Après avoir invité chaleureusement tous les producteurs à participer à cet exercice, il a tout de même fait une mise en garde: «Quant à ceux qui pourraient croire que les dés sont pipés, j'aimerais leur mentionner qu'ils se trompent: la commission constitue un exercice ouvert de consultation et de réflexion.» Et cela pour l'ensemble des intervenants de la société, étant donné que l'un des objectifs recherchés est d'obtenir une accessibilité sociale du développement agroalimentaire. Le ministre a du reste ajouté que «plus rien n'est acquis en agriculture et [qu']il faut tous se sentir concernés et s'approprier les différents enjeux sur une base constructive, honnête et franche».

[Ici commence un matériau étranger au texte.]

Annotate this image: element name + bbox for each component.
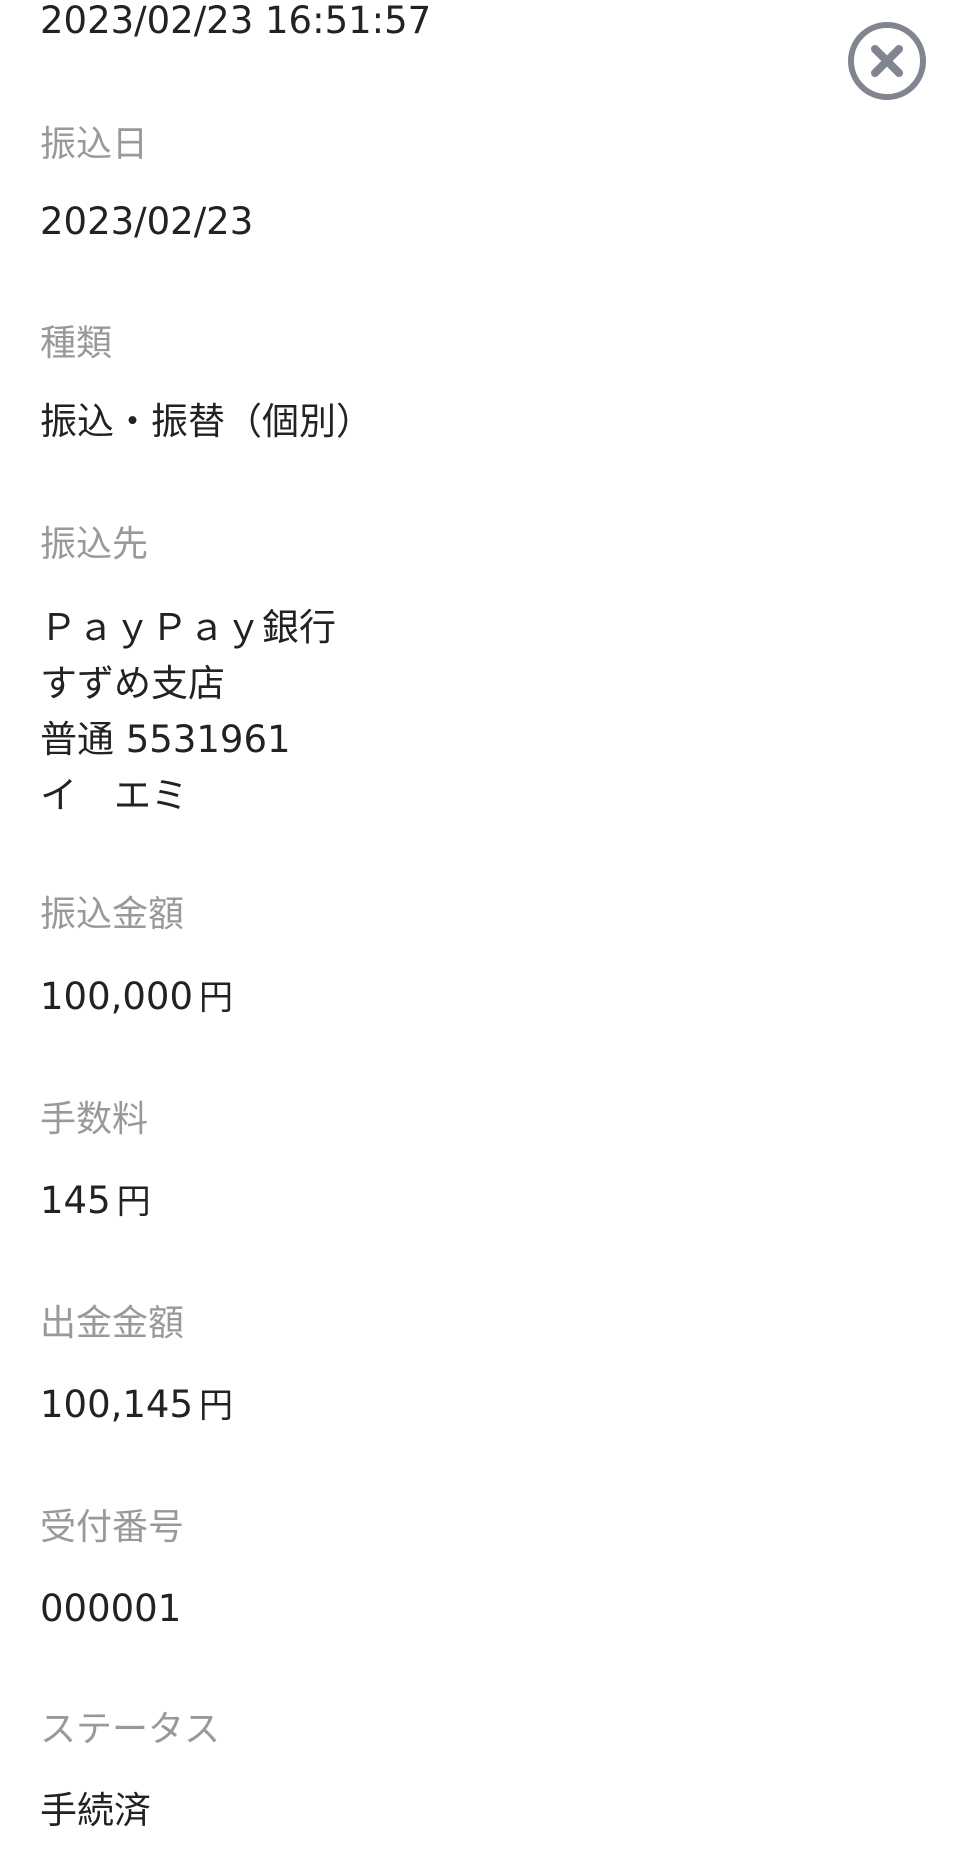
destination-value: ＰａｙＰａｙ銀行 すずめ支店 普通 5531961 イ エミ [40,600,924,824]
status-value: 手続済 [40,1789,151,1832]
close-circle-icon [848,22,926,100]
field-status: ステータス [40,1709,924,1751]
destination-branch: すずめ支店 [40,662,225,705]
transfer-date-value: 2023/02/23 [40,200,254,243]
type-value: 振込・振替（個別） [40,400,373,443]
withdrawal-amount-number: 100,145 [40,1383,194,1426]
withdrawal-amount-unit: 円 [199,1386,234,1426]
fee-value: 145 円 [40,1180,924,1223]
field-transfer-date: 振込日 [40,124,924,166]
receipt-number-label: 受付番号 [40,1507,185,1548]
field-receipt-number: 受付番号 [40,1507,924,1549]
field-transfer-amount: 振込金額 [40,894,924,936]
top-datetime: 2023/02/23 16:51:57 [40,0,432,42]
destination-bank: ＰａｙＰａｙ銀行 [40,606,336,649]
fee-number: 145 [40,1179,111,1222]
withdrawal-amount-value-row: 100,145 円 [40,1384,924,1427]
field-fee: 手数料 [40,1099,924,1141]
withdrawal-amount-value: 100,145 円 [40,1384,924,1427]
fee-value-row: 145 円 [40,1180,924,1223]
fee-unit: 円 [116,1182,151,1222]
destination-holder: イ エミ [40,774,188,817]
field-type-value-row: 振込・振替（個別） [40,401,924,443]
transfer-amount-number: 100,000 [40,975,194,1018]
transfer-amount-value: 100,000 円 [40,976,924,1019]
receipt-number-value-row: 000001 [40,1588,924,1630]
destination-label: 振込先 [40,524,149,565]
transfer-date-label: 振込日 [40,124,149,165]
field-destination: 振込先 [40,524,924,566]
close-button[interactable] [847,21,927,101]
field-type: 種類 [40,323,924,365]
field-withdrawal-amount: 出金金額 [40,1303,924,1345]
destination-account: 普通 5531961 [40,718,291,761]
fee-label: 手数料 [40,1099,149,1140]
withdrawal-amount-label: 出金金額 [40,1303,185,1344]
status-value-row: 手続済 [40,1790,924,1832]
transfer-amount-unit: 円 [199,978,234,1018]
status-label: ステータス [40,1709,221,1750]
receipt-number-value: 000001 [40,1587,182,1630]
type-label: 種類 [40,323,113,364]
field-transfer-date-value-row: 2023/02/23 [40,201,924,243]
transfer-amount-value-row: 100,000 円 [40,976,924,1019]
transfer-amount-label: 振込金額 [40,894,185,935]
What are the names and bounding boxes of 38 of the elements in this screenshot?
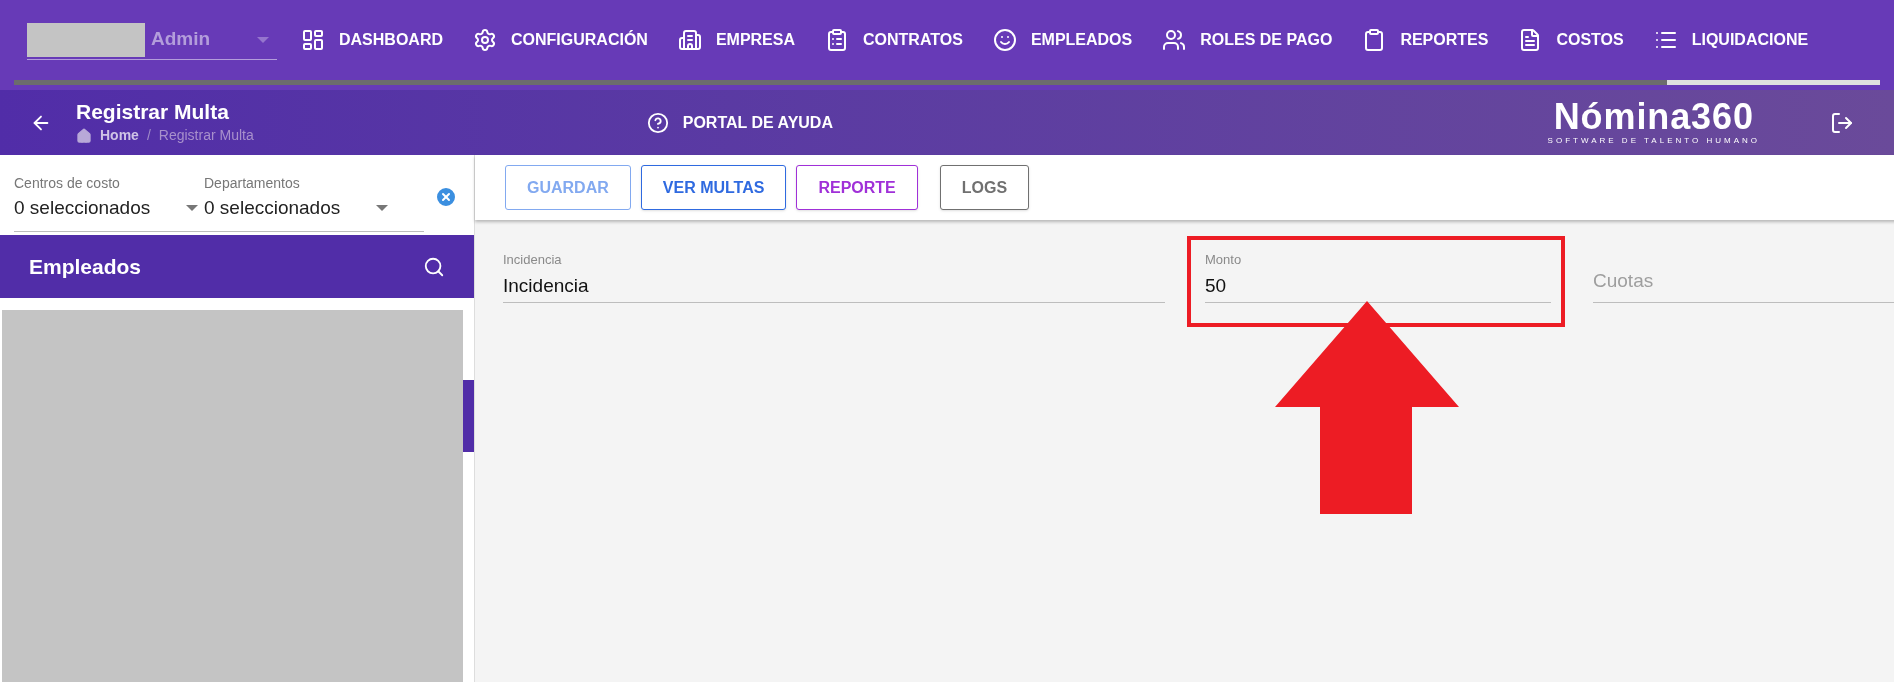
help-link[interactable]: PORTAL DE AYUDA (646, 110, 833, 135)
logo-tagline: SOFTWARE DE TALENTO HUMANO (1547, 134, 1760, 147)
toolbar-button[interactable]: LOGS (939, 165, 1030, 210)
nav-link[interactable]: LIQUIDACIONE (1653, 28, 1809, 52)
people-icon (1162, 28, 1187, 52)
caret-icon (186, 205, 198, 212)
settings-icon (473, 28, 497, 52)
filter-select[interactable]: Centros de costo 0 seleccionados (14, 173, 204, 223)
clipboard-icon (825, 28, 849, 52)
caret-icon (376, 205, 388, 212)
home-icon (76, 127, 92, 144)
smiley-icon (992, 28, 1017, 52)
toolbar-button[interactable]: REPORTE (796, 165, 918, 210)
nav-link[interactable]: COSTOS (1518, 28, 1624, 52)
filter-select[interactable]: Departamentos 0 seleccionados (204, 173, 394, 223)
clear-icon[interactable] (434, 185, 458, 209)
page-title: Registrar Multa (76, 99, 230, 125)
help-icon (646, 111, 669, 134)
nav-link[interactable]: EMPLEADOS (992, 28, 1133, 52)
breadcrumb-link[interactable]: Home (100, 125, 139, 146)
dashboard-icon (301, 28, 325, 52)
breadcrumb-separator: / (146, 126, 151, 145)
logo: Nómina360 (1553, 98, 1754, 135)
panel-title: Empleados (29, 253, 142, 280)
search-icon[interactable] (423, 255, 445, 278)
caret-icon (257, 36, 269, 43)
nav-link[interactable]: EMPRESA (677, 28, 795, 52)
nav-link[interactable]: REPORTES (1362, 28, 1489, 52)
input-field[interactable]: Incidencia Incidencia (503, 246, 1165, 303)
building-icon (677, 28, 702, 52)
breadcrumb-current: Registrar Multa (158, 126, 254, 145)
nav-link[interactable]: CONFIGURACIÓN (473, 28, 648, 52)
toolbar-button[interactable]: VER MULTAS (640, 165, 787, 210)
input-field[interactable]: Monto 50 (1205, 246, 1551, 303)
nav-link[interactable]: ROLES DE PAGO (1162, 28, 1333, 52)
logout-icon[interactable] (1830, 110, 1854, 135)
nav-link[interactable]: CONTRATOS (825, 28, 963, 52)
nav-link[interactable]: DASHBOARD (301, 28, 443, 52)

M. Vallières, dans un long discours, a aussi abordé pratiquement tous les dossiers problématiques actuels des agriculteurs, dont un certain nombre qui sont de responsabilité fédérale. À l'UPA, qui demande depuis quelques jours au gouvernement québécois de se joindre à elle pour faire davantage pression sur le gouvernement fédéral, M. Vallières a carrément pris position pour l'UPA en priant ses membres de ne pas manquer aujourd'hui de transmettre haut et fort leurs messages au ministre de l'Agriculture canadien, qui doit se présenter devant les congressistes. À propos du cas dramatique des producteurs de pommes de terre de Saint-Amable, le ministre a même lancé cette phrase: «Que le gouvernement fédéral mette ses culottes.»